The Duration Discrepancy
The duration values you’re seeing (5.26s vs 49.21s) represent the time from when the job was first created to when each agent entered:
Notes
The agent retry mechanism is working as designed to ensure job completion despite transient failures. However, if your application logic assumes on_enter() fires exactly once per job, you’ll need to add idempotency checks using the job_id to detect and handle reconnections. The same job_id appearing with different worker_id values indicate a retry scenario.
Also….
I think you are reusing room names. It is best to use a unique room name each time if you can.
The question is, why, in burst load testing, do some of these workers face this sort of disconnection ?
Bringing the conversation over from Slack, I understand your burst load testing is creating sessions simultaneously - the scaling is designed for more realistic scenarios rather than a sudden influx of simultaneous calls. This probably also explains the comment above when the job had to be reassigned.
I would suggest retesting with a more realistic load test. If you expect to see these sudden spikes in production, please get in touch as we can get you on an enterprise and provisioned appropriately.
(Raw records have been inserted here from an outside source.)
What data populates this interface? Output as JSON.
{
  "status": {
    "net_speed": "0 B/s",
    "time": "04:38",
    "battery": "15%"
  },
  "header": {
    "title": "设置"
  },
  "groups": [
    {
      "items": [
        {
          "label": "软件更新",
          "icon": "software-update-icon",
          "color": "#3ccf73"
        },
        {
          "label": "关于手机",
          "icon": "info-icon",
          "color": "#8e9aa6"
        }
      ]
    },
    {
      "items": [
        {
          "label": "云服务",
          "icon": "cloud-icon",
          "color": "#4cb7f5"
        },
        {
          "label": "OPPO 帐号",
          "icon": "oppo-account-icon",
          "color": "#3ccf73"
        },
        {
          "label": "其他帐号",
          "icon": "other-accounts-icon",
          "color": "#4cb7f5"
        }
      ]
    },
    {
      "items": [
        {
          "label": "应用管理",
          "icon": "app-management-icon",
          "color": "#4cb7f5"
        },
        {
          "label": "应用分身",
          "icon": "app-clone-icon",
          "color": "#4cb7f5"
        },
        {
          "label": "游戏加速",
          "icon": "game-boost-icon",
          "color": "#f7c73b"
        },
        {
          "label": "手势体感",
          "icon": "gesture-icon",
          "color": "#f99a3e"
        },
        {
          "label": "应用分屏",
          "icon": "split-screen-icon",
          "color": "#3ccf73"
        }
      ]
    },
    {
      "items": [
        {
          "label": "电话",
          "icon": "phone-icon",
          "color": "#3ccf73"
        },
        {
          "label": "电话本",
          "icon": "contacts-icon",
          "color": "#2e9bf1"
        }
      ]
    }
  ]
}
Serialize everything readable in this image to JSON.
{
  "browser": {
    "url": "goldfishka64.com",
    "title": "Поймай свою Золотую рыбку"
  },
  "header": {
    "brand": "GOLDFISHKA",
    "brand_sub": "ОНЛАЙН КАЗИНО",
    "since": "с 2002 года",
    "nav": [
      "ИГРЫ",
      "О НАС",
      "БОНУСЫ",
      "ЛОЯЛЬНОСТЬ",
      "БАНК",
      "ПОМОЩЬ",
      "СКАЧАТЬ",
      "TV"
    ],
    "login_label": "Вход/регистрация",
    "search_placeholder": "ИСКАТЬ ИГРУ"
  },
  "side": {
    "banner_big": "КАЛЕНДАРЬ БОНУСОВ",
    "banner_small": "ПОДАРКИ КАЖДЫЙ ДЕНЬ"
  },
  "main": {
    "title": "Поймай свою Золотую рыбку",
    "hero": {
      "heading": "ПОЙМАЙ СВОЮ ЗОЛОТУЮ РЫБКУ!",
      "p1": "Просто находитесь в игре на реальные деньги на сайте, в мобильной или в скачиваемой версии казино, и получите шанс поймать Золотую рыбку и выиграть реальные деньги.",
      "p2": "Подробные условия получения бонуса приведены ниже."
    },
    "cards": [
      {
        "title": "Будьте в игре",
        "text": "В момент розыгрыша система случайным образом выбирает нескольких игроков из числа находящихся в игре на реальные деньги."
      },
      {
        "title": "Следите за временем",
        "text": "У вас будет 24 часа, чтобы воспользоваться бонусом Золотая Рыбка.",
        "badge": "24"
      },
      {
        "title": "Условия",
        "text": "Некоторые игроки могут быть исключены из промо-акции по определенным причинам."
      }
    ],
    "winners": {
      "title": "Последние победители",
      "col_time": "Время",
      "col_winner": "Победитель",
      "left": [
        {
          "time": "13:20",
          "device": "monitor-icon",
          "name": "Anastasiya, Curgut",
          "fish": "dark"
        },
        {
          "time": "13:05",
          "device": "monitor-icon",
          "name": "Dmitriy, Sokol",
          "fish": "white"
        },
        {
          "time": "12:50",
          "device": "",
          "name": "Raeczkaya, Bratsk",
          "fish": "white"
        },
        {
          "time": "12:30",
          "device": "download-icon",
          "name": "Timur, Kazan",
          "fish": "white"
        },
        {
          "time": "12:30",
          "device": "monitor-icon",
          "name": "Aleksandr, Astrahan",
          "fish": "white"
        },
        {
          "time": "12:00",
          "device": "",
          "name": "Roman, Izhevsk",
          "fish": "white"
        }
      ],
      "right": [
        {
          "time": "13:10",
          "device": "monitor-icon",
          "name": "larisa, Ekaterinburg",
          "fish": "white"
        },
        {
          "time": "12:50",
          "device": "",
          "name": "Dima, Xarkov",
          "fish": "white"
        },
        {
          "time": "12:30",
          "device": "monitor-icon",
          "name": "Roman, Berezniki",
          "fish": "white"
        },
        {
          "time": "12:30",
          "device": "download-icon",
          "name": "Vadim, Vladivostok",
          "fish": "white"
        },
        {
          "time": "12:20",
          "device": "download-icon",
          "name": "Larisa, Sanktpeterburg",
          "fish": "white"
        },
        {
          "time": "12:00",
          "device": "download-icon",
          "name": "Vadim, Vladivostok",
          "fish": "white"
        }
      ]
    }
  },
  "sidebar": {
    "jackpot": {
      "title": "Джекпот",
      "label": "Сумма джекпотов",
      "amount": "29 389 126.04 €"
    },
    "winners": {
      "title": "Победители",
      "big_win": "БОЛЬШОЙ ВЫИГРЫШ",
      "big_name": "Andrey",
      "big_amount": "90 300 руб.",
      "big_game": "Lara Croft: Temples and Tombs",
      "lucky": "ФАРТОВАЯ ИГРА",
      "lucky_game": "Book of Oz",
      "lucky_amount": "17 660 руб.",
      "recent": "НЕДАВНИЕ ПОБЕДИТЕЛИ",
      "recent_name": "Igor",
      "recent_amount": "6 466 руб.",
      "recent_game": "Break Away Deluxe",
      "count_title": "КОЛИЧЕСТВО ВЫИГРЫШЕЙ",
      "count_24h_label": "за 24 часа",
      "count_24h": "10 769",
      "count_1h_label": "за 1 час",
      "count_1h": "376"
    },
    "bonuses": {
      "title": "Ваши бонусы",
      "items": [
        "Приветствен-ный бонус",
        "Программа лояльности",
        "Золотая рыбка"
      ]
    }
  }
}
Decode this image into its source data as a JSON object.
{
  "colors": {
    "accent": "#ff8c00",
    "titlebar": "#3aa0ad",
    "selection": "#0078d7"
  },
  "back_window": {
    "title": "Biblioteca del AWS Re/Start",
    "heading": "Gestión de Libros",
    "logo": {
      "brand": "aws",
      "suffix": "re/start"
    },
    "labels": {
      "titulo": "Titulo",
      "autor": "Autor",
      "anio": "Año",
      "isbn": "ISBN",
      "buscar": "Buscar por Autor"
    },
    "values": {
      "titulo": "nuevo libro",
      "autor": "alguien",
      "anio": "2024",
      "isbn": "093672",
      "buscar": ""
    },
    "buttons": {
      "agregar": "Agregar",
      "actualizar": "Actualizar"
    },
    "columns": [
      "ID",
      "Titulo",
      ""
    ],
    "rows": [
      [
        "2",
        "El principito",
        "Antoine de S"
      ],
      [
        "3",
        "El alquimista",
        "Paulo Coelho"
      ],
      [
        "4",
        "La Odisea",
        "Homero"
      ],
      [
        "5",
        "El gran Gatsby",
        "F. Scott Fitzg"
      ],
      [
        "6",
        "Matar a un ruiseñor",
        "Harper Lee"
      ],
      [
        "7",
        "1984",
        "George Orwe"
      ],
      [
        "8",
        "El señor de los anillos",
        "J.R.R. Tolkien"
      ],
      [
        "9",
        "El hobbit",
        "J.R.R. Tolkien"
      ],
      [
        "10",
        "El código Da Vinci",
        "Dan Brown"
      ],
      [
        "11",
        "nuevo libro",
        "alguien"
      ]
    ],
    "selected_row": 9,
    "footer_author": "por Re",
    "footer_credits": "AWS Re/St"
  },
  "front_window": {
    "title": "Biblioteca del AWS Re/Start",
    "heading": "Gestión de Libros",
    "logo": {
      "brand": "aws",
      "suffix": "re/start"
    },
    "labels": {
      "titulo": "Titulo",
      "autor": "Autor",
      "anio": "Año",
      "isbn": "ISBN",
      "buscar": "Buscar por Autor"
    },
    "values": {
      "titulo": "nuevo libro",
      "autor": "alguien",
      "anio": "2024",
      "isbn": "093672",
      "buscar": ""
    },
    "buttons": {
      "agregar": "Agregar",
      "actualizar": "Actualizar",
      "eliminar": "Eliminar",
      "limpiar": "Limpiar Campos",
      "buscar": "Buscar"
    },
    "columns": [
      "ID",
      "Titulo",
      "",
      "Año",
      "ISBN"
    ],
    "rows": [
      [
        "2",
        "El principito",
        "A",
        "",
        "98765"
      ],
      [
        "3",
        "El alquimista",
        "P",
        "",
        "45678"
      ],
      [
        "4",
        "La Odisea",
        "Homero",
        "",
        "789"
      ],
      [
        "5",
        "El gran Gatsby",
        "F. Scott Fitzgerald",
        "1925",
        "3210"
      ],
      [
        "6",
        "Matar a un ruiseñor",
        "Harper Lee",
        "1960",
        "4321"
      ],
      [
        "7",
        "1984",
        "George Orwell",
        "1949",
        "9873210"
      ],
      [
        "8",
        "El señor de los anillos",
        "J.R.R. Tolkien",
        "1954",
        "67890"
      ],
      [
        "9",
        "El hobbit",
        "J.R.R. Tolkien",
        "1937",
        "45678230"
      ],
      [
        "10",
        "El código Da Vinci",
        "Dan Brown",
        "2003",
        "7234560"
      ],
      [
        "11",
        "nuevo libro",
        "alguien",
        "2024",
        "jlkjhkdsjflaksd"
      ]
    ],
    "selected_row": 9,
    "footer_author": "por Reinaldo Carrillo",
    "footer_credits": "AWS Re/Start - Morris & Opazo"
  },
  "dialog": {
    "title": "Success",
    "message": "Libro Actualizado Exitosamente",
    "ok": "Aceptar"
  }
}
Thanks for your assistance guys. We noticed that having a 1second delay between batches helps simulate a more realistic scenario and we did not face issues in that case. We will get in touch, once we analyze expected usage/load to move towards enterprise
Thanks!
Thanks, earlier I couldn’t find the agent load-testing on your docs website so I assumed it only existed for conference calls. Can see it in the link you shared, very helpful. Thanks!